Search code examples
clojure

split a sequence by delimiter in clojure?


Say I have a sequence in clojure like

'(1 2 3 6 7 8)

and I want to split it up so that the list splits whenever an element divisible by 3 is encountered, so that the result looks like

'((1 2) (3) (6 7 8))

(EDIT: What I actually need is

[[1 2] [3] [6 7 8]]

, but I'll take the sequence version too : )

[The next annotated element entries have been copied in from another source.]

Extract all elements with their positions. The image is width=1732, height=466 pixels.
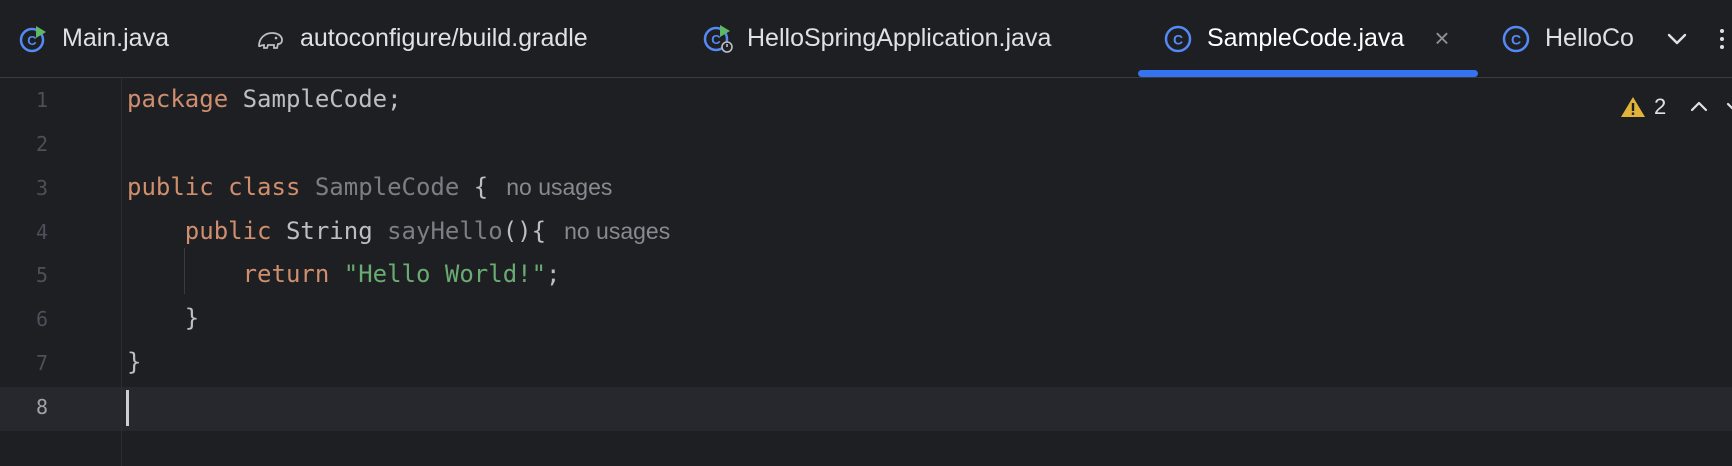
more-actions-icon[interactable] bbox=[1712, 22, 1732, 56]
tab-main-java[interactable]: C Main.java bbox=[18, 0, 169, 77]
text-caret bbox=[126, 390, 129, 426]
line-number: 2 bbox=[35, 132, 48, 156]
tab-label: HelloSpringApplication.java bbox=[747, 24, 1052, 52]
string-literal: "Hello World!" bbox=[329, 260, 547, 288]
svg-text:C: C bbox=[711, 32, 721, 47]
type-name: String bbox=[271, 217, 373, 245]
line-number: 5 bbox=[35, 263, 48, 287]
editor-tab-bar: C Main.java autoconfigure/build.gradle C… bbox=[0, 0, 1732, 78]
line-number-current: 8 bbox=[35, 395, 48, 419]
code-line-7[interactable]: } bbox=[127, 348, 141, 376]
inspection-widget[interactable]: 2 bbox=[1620, 92, 1732, 122]
keyword: return bbox=[242, 260, 330, 288]
tab-sample-code[interactable]: C SampleCode.java × bbox=[1163, 0, 1450, 77]
spring-boot-app-icon: C bbox=[703, 24, 733, 53]
tab-build-gradle[interactable]: autoconfigure/build.gradle bbox=[256, 0, 588, 77]
code-line-4[interactable]: public String sayHello(){ no usages bbox=[127, 217, 670, 245]
tab-label: autoconfigure/build.gradle bbox=[300, 24, 588, 52]
close-tab-icon[interactable]: × bbox=[1434, 23, 1449, 54]
chevron-up-icon[interactable] bbox=[1688, 96, 1710, 118]
gutter-separator bbox=[121, 78, 122, 466]
code-text: { bbox=[459, 173, 489, 201]
java-run-class-icon: C bbox=[19, 25, 46, 52]
svg-text:C: C bbox=[1173, 31, 1183, 47]
usages-hint[interactable]: no usages bbox=[564, 218, 670, 244]
code-editor[interactable]: 1 2 3 4 5 6 7 8 package SampleCode; publ… bbox=[0, 78, 1732, 466]
java-class-icon: C bbox=[1164, 25, 1192, 52]
usages-hint[interactable]: no usages bbox=[506, 174, 612, 200]
keyword: public class bbox=[127, 173, 301, 201]
svg-text:C: C bbox=[27, 33, 37, 48]
tab-hello-controller[interactable]: C HelloCo bbox=[1501, 0, 1634, 77]
code-text: SampleCode; bbox=[228, 85, 402, 113]
java-class-icon: C bbox=[1502, 25, 1530, 52]
line-number: 1 bbox=[35, 88, 48, 112]
method-name: sayHello bbox=[372, 217, 503, 245]
code-line-5[interactable]: return "Hello World!"; bbox=[127, 260, 561, 288]
code-line-1[interactable]: package SampleCode; bbox=[127, 85, 402, 113]
warning-count: 2 bbox=[1654, 94, 1667, 119]
code-text: ; bbox=[546, 260, 561, 288]
code-text: (){ bbox=[502, 217, 547, 245]
keyword: package bbox=[127, 85, 229, 113]
line-number: 6 bbox=[35, 307, 48, 331]
warning-icon bbox=[1621, 97, 1645, 117]
tab-hello-spring-application[interactable]: C HelloSpringApplication.java bbox=[703, 0, 1051, 77]
tab-label: Main.java bbox=[62, 24, 169, 52]
tab-label: SampleCode.java bbox=[1207, 24, 1405, 52]
code-line-6[interactable]: } bbox=[127, 304, 199, 332]
class-name: SampleCode bbox=[300, 173, 460, 201]
line-number: 3 bbox=[35, 176, 48, 200]
current-line-highlight bbox=[0, 387, 1732, 431]
tab-label: HelloCo bbox=[1545, 24, 1634, 52]
code-line-3[interactable]: public class SampleCode { no usages bbox=[127, 173, 612, 201]
svg-text:C: C bbox=[1511, 31, 1521, 47]
chevron-down-icon[interactable] bbox=[1660, 22, 1694, 56]
line-number: 4 bbox=[35, 220, 48, 244]
keyword: public bbox=[184, 217, 272, 245]
line-number: 7 bbox=[35, 351, 48, 375]
gradle-elephant-icon bbox=[258, 31, 283, 49]
active-tab-indicator bbox=[1138, 70, 1478, 77]
chevron-down-icon[interactable] bbox=[1724, 96, 1732, 118]
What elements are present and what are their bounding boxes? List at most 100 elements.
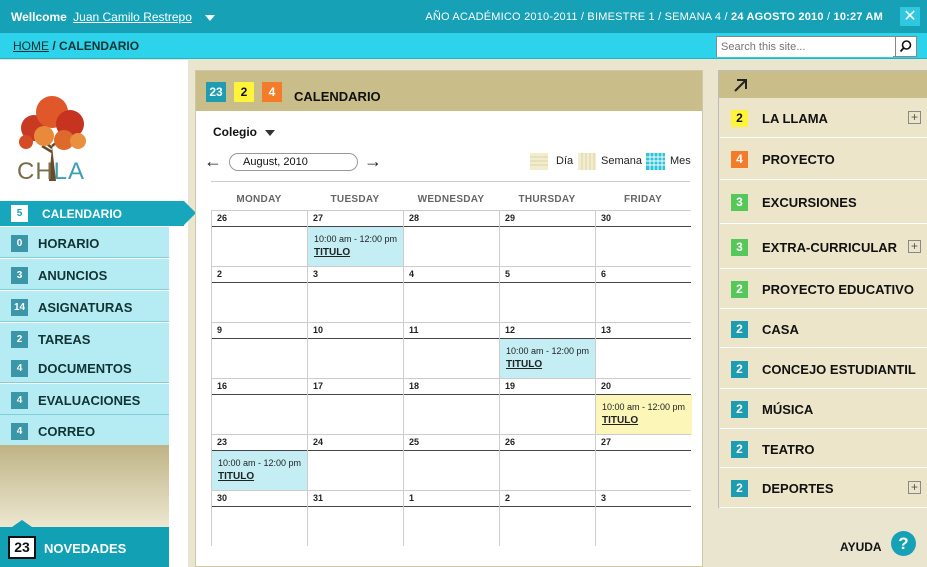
calendar-day-cell[interactable]: 27 10:00 am - 12:00 pm TITULO: [307, 210, 404, 267]
day-view-label[interactable]: Día: [556, 155, 573, 167]
expand-plus-icon[interactable]: +: [908, 111, 921, 124]
day-divider: [404, 450, 499, 451]
event-title-link[interactable]: TITULO: [314, 247, 404, 258]
day-number: 27: [601, 437, 612, 447]
category-item[interactable]: 2 CASA: [720, 310, 927, 348]
prev-month-button[interactable]: ←: [204, 151, 222, 171]
calendar-day-cell[interactable]: 10: [307, 322, 403, 378]
day-view-icon[interactable]: [529, 151, 549, 171]
calendar-day-cell[interactable]: 6: [595, 266, 691, 322]
calendar-day-cell[interactable]: 25: [403, 434, 499, 490]
novedades-button[interactable]: 23 NOVEDADES: [0, 520, 169, 567]
calendar-day-cell[interactable]: 20 10:00 am - 12:00 pm TITULO: [595, 378, 692, 435]
chevron-down-icon[interactable]: [205, 14, 216, 21]
calendar-day-cell[interactable]: 1: [403, 490, 499, 546]
sidebar-item-asignaturas[interactable]: 14 ASIGNATURAS: [0, 291, 169, 322]
search-button[interactable]: [895, 37, 916, 56]
calendar-day-cell[interactable]: 29: [499, 210, 595, 266]
calendar-panel: 23 2 4 CALENDARIO Colegio ← August, 2010…: [195, 70, 703, 567]
calendar-day-cell[interactable]: 2: [499, 490, 595, 546]
calendar-event[interactable]: 10:00 am - 12:00 pm TITULO: [212, 451, 308, 491]
day-number: 31: [313, 493, 324, 503]
calendar-day-cell[interactable]: 11: [403, 322, 499, 378]
calendar-day-cell[interactable]: 3: [595, 490, 691, 546]
expand-plus-icon[interactable]: +: [908, 239, 921, 253]
day-divider: [596, 282, 691, 283]
sidebar-item-documentos[interactable]: 4 DOCUMENTOS: [0, 352, 169, 383]
event-title-link[interactable]: TITULO: [602, 415, 692, 426]
sidebar-item-anuncios[interactable]: 3 ANUNCIOS: [0, 259, 169, 290]
calendar-day-cell[interactable]: 3: [307, 266, 403, 322]
calendar-day-cell[interactable]: 26: [211, 210, 307, 266]
calendar-day-cell[interactable]: 2: [211, 266, 307, 322]
calendar-day-cell[interactable]: 28: [403, 210, 499, 266]
day-divider: [404, 282, 499, 283]
weekday-header: FRIDAY: [623, 194, 663, 205]
sidebar-item-count: 3: [11, 267, 28, 284]
category-item[interactable]: 3 EXCURSIONES: [720, 181, 927, 224]
category-item[interactable]: 3 EXTRA-CURRICULAR +: [720, 225, 927, 269]
sidebar-item-tareas[interactable]: 2 TAREAS: [0, 323, 169, 354]
search-input[interactable]: [717, 37, 893, 57]
calendar-day-cell[interactable]: 30: [595, 210, 691, 266]
calendar-day-cell[interactable]: 13: [595, 322, 691, 378]
next-month-button[interactable]: →: [364, 151, 382, 171]
category-item[interactable]: 2 TEATRO: [720, 430, 927, 468]
day-divider: [500, 226, 595, 227]
calendar-day-cell[interactable]: 18: [403, 378, 499, 434]
badge-orange: 4: [262, 82, 282, 102]
calendar-day-cell[interactable]: 4: [403, 266, 499, 322]
sidebar-item-evaluaciones[interactable]: 4 EVALUACIONES: [0, 384, 169, 415]
sidebar-item-calendario[interactable]: 5 CALENDARIO: [0, 201, 196, 226]
sidebar-item-correo[interactable]: 4 CORREO: [0, 415, 169, 446]
calendar-day-cell[interactable]: 26: [499, 434, 595, 490]
calendar-day-cell[interactable]: 12 10:00 am - 12:00 pm TITULO: [499, 322, 596, 379]
month-view-icon[interactable]: [645, 151, 665, 171]
calendar-day-cell[interactable]: 16: [211, 378, 307, 434]
event-title-link[interactable]: TITULO: [506, 359, 596, 370]
calendar-day-cell[interactable]: 23 10:00 am - 12:00 pm TITULO: [211, 434, 308, 491]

What is the best way to do this in clojure?

partition-by is no help:

(partition-by #(= (rem % 3) 0) '(1 2 3 6 7 8))
; => ((1 2) (3 6) (7 8))

split-with is close:

(split-with #(not (= (rem % 3) 0)) '(1 2 3 6 7 8))
; => [(1 2) (3 6 7 8)]

Solution

  • This is an interesting problem. I recently added a function split-using to the Tupelo library, which seems like a good fit here. I left the spyx debug statements in the code below so you can see how things progress:

    (ns tst.clj.core
      (:use clojure.test tupelo.test)
      (:require
        [tupelo.core :as t]  ))
    (t/refer-tupelo)
    
    (defn start-segment? [vals]
      (zero? (rem (first vals) 3)))
    
    (defn partition-using [pred vals-in]
      (loop [vals   vals-in
             result []]
        (if (empty? vals)
          result
          (t/spy-let [
              out-first               (take 1 vals)
              [out-rest unprocessed]  (split-using pred (spyx (next vals)))
              out-vals                (glue out-first out-rest)
              new-result              (append result out-vals)]
            (recur unprocessed new-result)))))
    

    Which gives us output like:

    out-first => (1)
    (next vals) => (2 3 6 7 8)
    [out-rest unprocessed] => [[2] (3 6 7 8)]
    out-vals => [1 2]
    new-result => [[1 2]]
    out-first => (3)
    (next vals) => (6 7 8)
    [out-rest unprocessed] => [[] [6 7 8]]
    out-vals => [3]
    new-result => [[1 2] [3]]
    out-first => (6)
    (next vals) => (7 8)
    [out-rest unprocessed] => [[7 8] ()]
    out-vals => [6 7 8]
    new-result => [[1 2] [3] [6 7 8]]
    
    (partition-using start-segment? [1 2 3 6 7 8]) => [[1 2] [3] [6 7 8]]
    

    or for a larger input vector:

    (partition-using start-segment? [1 2 3 6 7 8 9 12 13 15 16 17 18 18 18 3 4 5])
       => [[1 2] [3] [6 7 8] [9] [12 13] [15 16 17] [18] [18] [18] [3 4 5]]
    

    You could also create a solution using nested loop/recur, but that is already coded up in the split-using function:

    (defn split-using   
      "Splits a collection based on a predicate with a collection argument.
      Finds the first index N such that (pred (drop N coll)) is true. Returns a length-2 vector
      of [ (take N coll) (drop N coll) ]. If pred is never satisified, [ coll [] ] is returned."
      [pred coll]
      (loop [left  []
             right (vec coll)]
        (if (or (empty? right) ; don't call pred if no more data
                (pred right))
          [left right]
          (recur  (append left (first right))
                  (rest right)))))
    

    Actually, the above function seems like it would be useful in the future. partition-using has now been added to the Tupelo library.